After a 90-minute engagement, Giraffe and Nourrice caught fire.
(French records report that their crews set the two vessels on fire to prevent their being captured and then abandoned them.)
Brands from Nourrice set fire to the merchant vessel.
Barrie had the British withdraw, awaiting the explosion of the French vessels.
The battery and the tower fell silent.
Shortly thereafter the Giraffe exploded, and then so did Nourrice.
Some of the timbers from Nourrice fell on the tower, demolishing it, with further sparks setting fire to the shore battery, which also blew up.
With nothing left to accomplish, the British withdrew.
The action cost the British two men killed and 25 wounded, including three men wounded on Scout.

After this Napoleon ordered construction of new batteries to make the anchorage safer so as to protect the supply of wood to the Toulon arsenal.

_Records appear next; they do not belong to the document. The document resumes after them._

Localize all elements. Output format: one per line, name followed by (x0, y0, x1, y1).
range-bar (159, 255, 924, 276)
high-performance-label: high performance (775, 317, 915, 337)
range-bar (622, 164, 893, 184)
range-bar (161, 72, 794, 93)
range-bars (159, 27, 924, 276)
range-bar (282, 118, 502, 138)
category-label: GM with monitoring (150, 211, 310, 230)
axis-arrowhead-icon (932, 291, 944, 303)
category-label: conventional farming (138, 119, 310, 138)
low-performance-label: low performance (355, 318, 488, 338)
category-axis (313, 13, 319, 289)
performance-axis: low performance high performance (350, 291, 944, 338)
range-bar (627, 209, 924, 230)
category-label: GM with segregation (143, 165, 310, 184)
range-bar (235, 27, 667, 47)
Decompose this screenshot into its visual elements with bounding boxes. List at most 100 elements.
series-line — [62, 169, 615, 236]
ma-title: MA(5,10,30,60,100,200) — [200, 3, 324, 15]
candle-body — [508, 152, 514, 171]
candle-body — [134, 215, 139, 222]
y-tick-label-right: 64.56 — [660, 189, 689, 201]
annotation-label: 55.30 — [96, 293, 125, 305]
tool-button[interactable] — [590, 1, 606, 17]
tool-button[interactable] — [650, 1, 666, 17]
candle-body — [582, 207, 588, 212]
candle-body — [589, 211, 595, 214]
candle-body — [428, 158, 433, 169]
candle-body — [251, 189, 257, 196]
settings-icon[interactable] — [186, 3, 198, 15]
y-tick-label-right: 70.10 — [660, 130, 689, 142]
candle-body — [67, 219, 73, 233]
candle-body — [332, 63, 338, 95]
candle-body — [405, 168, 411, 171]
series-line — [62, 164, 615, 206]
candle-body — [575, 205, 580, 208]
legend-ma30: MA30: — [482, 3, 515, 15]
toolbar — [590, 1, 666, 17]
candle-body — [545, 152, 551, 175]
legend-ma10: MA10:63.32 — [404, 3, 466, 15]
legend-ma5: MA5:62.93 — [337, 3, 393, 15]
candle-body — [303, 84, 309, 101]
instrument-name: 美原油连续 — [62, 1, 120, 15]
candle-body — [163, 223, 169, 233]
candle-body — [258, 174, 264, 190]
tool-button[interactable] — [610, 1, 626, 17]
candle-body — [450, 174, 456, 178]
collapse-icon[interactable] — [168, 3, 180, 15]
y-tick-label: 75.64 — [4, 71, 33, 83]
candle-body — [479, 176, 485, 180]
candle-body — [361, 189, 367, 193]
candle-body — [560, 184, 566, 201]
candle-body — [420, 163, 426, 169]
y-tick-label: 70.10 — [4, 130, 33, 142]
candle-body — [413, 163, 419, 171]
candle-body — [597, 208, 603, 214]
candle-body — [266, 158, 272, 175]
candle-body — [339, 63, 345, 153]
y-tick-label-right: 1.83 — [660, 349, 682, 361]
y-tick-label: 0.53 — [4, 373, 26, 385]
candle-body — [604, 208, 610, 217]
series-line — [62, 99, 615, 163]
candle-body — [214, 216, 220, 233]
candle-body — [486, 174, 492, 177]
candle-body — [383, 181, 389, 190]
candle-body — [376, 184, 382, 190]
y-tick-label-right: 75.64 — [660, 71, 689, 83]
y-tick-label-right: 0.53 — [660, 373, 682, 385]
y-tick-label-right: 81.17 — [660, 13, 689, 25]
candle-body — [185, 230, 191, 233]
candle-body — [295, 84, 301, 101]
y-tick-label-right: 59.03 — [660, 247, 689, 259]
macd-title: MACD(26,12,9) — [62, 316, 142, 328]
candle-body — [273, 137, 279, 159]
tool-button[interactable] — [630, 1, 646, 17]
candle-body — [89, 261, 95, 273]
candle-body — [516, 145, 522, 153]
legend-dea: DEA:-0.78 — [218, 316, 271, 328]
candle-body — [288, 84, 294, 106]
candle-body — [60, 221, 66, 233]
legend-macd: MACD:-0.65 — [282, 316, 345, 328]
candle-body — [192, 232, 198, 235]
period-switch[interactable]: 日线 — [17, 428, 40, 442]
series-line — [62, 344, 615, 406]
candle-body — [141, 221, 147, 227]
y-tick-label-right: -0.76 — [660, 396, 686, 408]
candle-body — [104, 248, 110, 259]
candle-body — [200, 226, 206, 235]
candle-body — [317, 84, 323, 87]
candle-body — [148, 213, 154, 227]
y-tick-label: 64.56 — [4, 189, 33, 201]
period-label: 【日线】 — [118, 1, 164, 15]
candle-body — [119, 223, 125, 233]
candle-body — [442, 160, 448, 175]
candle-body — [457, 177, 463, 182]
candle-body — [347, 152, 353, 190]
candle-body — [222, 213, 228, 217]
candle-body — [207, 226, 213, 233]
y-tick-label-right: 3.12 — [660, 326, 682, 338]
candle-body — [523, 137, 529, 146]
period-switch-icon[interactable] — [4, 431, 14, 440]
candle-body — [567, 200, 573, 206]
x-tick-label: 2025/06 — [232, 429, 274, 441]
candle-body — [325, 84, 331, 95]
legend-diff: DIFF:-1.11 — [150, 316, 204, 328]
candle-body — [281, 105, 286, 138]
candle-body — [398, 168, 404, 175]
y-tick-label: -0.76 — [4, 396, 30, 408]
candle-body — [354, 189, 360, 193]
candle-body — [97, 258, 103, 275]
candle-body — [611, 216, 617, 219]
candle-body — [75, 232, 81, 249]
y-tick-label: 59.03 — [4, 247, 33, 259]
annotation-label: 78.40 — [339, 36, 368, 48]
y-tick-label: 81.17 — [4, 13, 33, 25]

The four companies in Ajaccio, Saint-Florent, Capraïa and Cap-Corse were told to defend this sensitive point in rotation, but only 100 men were present at any time.
In September 1811 the Minister of War Clarke, Duke of Felltre, submitted a plan for organization of the artillery of the Grande Armée and the coastal artillery service.
Sagone, considered to be one of the eighteen most vulnerable points on the Empire's coast, was to receive 20 guns and to be defended by a line artillery company.
The battery was sited at Dordona.
In 1857 the battery, which now had no value, was assigned to the bridges and roads organization.
Today it has been absorbed by the buildings of the seaside resort of Sagone.